Wie man Apfelsaft herstellt: Tipps zum Entsaften

2021-07-26 22:47:06

Die Herstellung von Saft besteht aus mehreren Schritten:

1) Äpfel sammeln, sortieren und waschen;

Zunächst müssen die Äpfel gesammelt und sorgfältig sortiert werden, insbesondere wenn die Früchte vom Boden aufgelesen wurden. Am besten presst man Saft aus frisch vom Baum gepflückten Äpfeln. So

  • - erzielen Sie die höchste Saftausbeute (70% und mehr);
  • - bewahren Sie die natürlichen, für die Gärung notwendigen Hefen (wenn Sie aus dem Saft Wein machen möchten, ist das besonders wichtig);
  • - sparen Sie Zeit beim Entfernen beschädigter Stellen und beim Waschen der Äpfel;
  • - erhalten Sie die maximale Menge an Vitaminen;
  • - ist ein solcher Saft am schmackhaftesten und gesündesten.

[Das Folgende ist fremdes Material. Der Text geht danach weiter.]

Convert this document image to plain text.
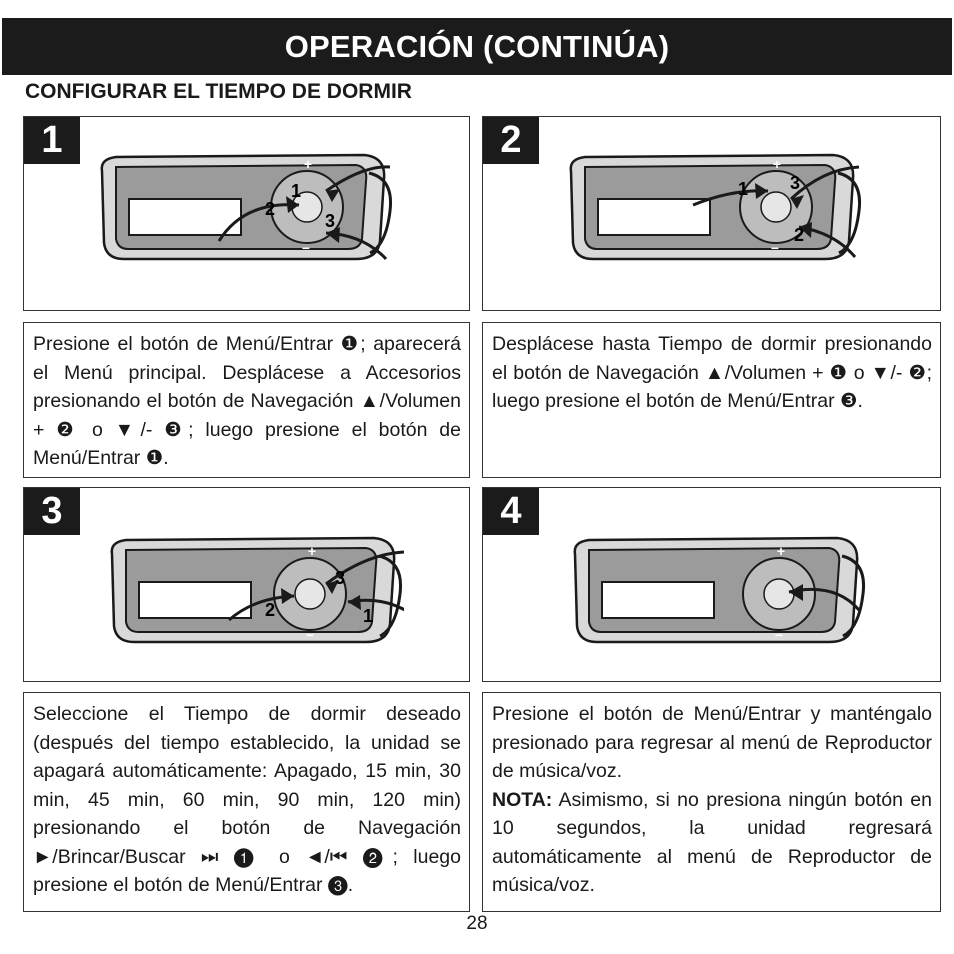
OPERACIÓN (CONTINÚA)
CONFIGURAR EL TIEMPO DE DORMIR
1
+
−
1
2
3
2
+
−
1
2
3

Presione el botón de Menú/Entrar ❶; aparecerá el Menú principal. Desplácese a Accesorios presionando el botón de Navegación ▲/Volumen + ❷ o ▼/- ❸; luego presione el botón de Menú/Entrar ❶.

Desplácese hasta Tiempo de dormir presionando el botón de Navegación ▲/Volumen + ❶ o ▼/- ❷; luego presione el botón de Menú/Entrar ❸.

3
+
−
1
2
3
4
+
−

Seleccione el Tiempo de dormir deseado (después del tiempo establecido, la unidad se apagará automáticamente: Apagado, 15 min, 30 min, 45 min, 60 min, 90 min, 120 min) presionando el botón de Navegación ►/Brincar/Buscar ⏭ ❶ o ◄/⏮ ❷; luego presione el botón de Menú/Entrar ❸.

Presione el botón de Menú/Entrar y manténgalo presionado para regresar al menú de Reproductor de música/voz.

NOTA: Asimismo, si no presiona ningún botón en 10 segundos, la unidad regresará automáticamente al menú de Reproductor de música/voz.

28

Abbildung 1. Tasche zum Sammeln von Äpfeln und Obst 10 l (Hersteller: LE KANGOUROU)


Äpfel können direkt von den Ästen gepflückt oder der Apfelbaum geschüttelt werden, danach werden die Früchte vom Boden aufgesammelt. Dafür gibt es spezielle Geräte. Das kann ein Seil-Baumschüttler sein, der mithilfe der Zapfwelle an einen Traktor angebaut wird, oder akkubetriebene Maschinen zum Aufsammeln von Falläpfeln.

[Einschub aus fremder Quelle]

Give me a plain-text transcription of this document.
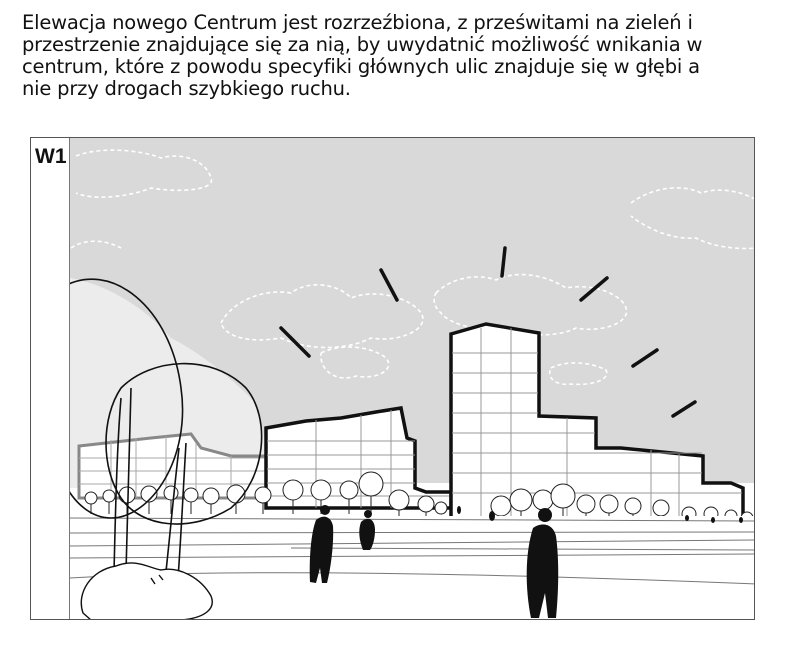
Elewacja nowego Centrum jest rozrzeźbiona, z prześwitami na zieleń i
przestrzenie znajdujące się za nią, by uwydatnić możliwość wnikania w
centrum, które z powodu specyfiki głównych ulic znajduje się w głębi a
nie przy drogach szybkiego ruchu.
W1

Abbildung 2. Aufsammler für Falläpfel Obstraupe 05 (Hersteller: Organic Tools GmbH)


Video 1. Seil-Baumschüttler (Hersteller: HUEMER OBSTERNTETECHNIK)

Wenn man Saft aus Fallobst presst, das schon mehrere Tage auf dem Boden gelegen hat, ist die Saftausbeute deutlich geringer (etwa 20–40%). Auch ist die Saftausbeute niedrig, wenn man Äpfel vom Baum erntet und den Saft erst nach einigen Wochen presst. Bei normaler Lagerung verlieren Äpfel schnell Feuchtigkeit, die Zellstruktur wird abgebaut und die Früchte werden mehlig, besonders wenn sie beschädigt wurden. Äpfel können nur bei richtiger Lagerung über lange Zeit saftig bleiben – in speziellen Lagern mit kontrollierter Atmosphäre und konstantem Mikroklima. Das erreicht man durch eine erhöhte Luftfeuchtigkeit von 90–95%, eine niedrige Temperatur von 0…+2 °C, eine veränderte Luftzusammensetzung sowie durch eine Behandlung der Äpfel vor der Lagerung.

Nach dem Sammeln und Sortieren waschen Sie die Äpfel und legen Sie sie in Eimer, damit das Wasser ablaufen kann. Verwenden Sie keine fauligen oder schimmeligen Äpfel, da schon wenige verdorbene Früchte den Geschmack beeinträchtigen und die Haltbarkeit des Endprodukts verkürzen können. Damit der Saft schmackhafter und aromatischer wird, verwenden Sie Früchte von verschiedenen Apfelbäumen. Für das Pressen eignen sich am besten Herbstsorten, da sie festeres Fruchtfleisch haben und mehr Saft enthalten. Sommersorten überreifen schnell und werden mehlig. Verwenden Sie reife oder leicht unreife Äpfel, denn überreife Früchte sind zu weich, lassen sich schlecht pressen, und der Saft wird trüb mit hohem Fruchtfleischanteil. Unreife Äpfel enthalten weniger Feuchtigkeit, und der Saft wird sauer. Diesen Saft kann man mit Trinkwasser verdünnen und Zucker hinzufügen, allerdings wird er nicht so gesund und schmackhaft sein wie Saft aus reifen Äpfeln.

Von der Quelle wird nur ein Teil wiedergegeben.